Additional Considerations

Rebalancing Frequency

Every ranking system will be predictive of returns over a somewhat different timeframe. A price-founded mean lapsing may glucinium predictive complete a some years, spell a assess-based factor model may Be predictive over many months. It is important to determine the timeframe over which your model should be predictive, and statistically swear that before capital punishment your strategy. You don't want to overfit aside trying to optimize the rebalancing frequency — you will inevitably find one that is arbitrarily better than others, but non necessary because of anything in your model. One time you have determined the timeframe happening which your ranking dodging is prophetical, try to rebalance at nigh that frequency so you're taking engorged advantage of your models.

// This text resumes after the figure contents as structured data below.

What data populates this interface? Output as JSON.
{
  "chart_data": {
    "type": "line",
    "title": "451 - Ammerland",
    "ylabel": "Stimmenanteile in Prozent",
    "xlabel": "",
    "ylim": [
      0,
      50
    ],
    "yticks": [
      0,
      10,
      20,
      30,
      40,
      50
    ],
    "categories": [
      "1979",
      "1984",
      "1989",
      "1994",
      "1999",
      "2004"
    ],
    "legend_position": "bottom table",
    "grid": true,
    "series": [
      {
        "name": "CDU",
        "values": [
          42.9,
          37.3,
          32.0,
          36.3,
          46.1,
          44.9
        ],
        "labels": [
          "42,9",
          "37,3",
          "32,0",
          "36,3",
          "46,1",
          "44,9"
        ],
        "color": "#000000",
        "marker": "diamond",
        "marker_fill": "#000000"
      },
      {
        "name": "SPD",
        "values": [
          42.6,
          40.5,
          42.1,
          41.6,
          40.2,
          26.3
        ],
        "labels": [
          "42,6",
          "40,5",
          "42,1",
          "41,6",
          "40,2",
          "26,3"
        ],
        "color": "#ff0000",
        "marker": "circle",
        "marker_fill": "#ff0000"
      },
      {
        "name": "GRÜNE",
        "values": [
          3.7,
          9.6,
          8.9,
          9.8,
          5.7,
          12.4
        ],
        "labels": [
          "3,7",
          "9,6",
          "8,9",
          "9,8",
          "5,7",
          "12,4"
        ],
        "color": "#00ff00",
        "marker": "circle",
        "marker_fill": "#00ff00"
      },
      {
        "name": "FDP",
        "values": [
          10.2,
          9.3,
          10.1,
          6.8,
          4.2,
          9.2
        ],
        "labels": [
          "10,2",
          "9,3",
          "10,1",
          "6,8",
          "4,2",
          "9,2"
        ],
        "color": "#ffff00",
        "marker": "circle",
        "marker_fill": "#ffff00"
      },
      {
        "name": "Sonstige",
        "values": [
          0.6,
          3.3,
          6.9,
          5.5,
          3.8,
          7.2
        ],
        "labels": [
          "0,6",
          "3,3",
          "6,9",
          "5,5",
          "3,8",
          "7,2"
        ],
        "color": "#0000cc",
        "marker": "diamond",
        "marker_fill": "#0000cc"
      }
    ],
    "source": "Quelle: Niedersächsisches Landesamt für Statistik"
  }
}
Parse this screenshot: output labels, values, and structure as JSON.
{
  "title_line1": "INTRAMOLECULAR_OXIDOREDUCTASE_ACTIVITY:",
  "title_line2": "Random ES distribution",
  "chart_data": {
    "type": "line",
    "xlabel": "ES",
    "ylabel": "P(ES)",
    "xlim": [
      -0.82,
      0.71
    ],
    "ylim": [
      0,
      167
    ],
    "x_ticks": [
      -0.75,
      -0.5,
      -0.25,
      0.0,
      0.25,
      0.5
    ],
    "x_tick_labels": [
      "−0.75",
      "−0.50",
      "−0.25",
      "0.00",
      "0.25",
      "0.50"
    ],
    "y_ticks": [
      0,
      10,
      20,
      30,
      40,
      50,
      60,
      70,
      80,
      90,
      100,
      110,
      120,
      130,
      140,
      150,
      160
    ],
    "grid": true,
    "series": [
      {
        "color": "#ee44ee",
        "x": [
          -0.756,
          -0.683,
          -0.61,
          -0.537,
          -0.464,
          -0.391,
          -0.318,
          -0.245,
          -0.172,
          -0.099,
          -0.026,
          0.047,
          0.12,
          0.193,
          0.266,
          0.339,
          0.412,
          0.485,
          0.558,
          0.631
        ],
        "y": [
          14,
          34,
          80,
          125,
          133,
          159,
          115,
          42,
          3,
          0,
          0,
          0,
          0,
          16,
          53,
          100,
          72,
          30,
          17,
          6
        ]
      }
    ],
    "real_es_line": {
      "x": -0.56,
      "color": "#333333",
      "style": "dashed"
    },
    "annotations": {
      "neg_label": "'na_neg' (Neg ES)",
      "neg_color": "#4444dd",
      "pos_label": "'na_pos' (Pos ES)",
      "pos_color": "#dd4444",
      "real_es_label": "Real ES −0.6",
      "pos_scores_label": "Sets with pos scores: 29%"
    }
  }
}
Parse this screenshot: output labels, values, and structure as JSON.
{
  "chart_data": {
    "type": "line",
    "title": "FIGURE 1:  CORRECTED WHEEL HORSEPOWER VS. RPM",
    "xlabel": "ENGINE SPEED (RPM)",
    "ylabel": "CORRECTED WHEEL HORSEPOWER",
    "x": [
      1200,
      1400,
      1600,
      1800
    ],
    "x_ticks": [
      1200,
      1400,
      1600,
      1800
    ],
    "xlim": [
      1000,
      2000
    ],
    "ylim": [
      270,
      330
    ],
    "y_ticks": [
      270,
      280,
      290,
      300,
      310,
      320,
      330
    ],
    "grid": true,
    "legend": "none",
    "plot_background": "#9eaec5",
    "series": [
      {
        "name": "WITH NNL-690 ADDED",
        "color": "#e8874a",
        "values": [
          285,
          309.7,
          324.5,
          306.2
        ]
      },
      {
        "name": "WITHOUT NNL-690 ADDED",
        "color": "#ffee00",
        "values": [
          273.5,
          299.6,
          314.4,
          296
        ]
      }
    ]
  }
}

Capital Capacity and Transaction Costs

Every strategy has a stripped-down and maximum amount of capital it can trade before it boodle being profitable. The minimum threshold is usually set away dealings costs.

Trading many equities will termination in high transaction costs. Suppose that you lack to leverage 1000 equities, you will obtain a few thousand dollars in costs per rebalance. Your upper-case letter base must be high sufficiency that the transaction costs are a small percentage of the returns being generated by your scheme. For example, if your capital is 100,000$ and your strategy makes 1% per month(1000$) , then all of these returns will Be embezzled up by transaction costs.. You would want to be running the strategy along millions of dollars for it to be productive over 1000 equities.

The minimum capacity is quite high as such, and dependent largely on the number of equities traded. However, the maximum capacity is also incredibly high, with seven-day-short fairness strategies capable of trading hundreds of millions of dollars without losing their edge. This is true because the strategy rebalances relatively infrequently, and the add u dollar volume is divided by the number of equities listed. Therefore dollar-volume per equity is quite a low and you wear't have to worry about impacting the market by your trades. Let's say you're trading 1000 equities with 100,000,000$. If you rebalance your entire portfolio every month, you are entirely trading 100,000 dollar-volume per month for apiece equity, which isn't enough to be a significant market share for most securities.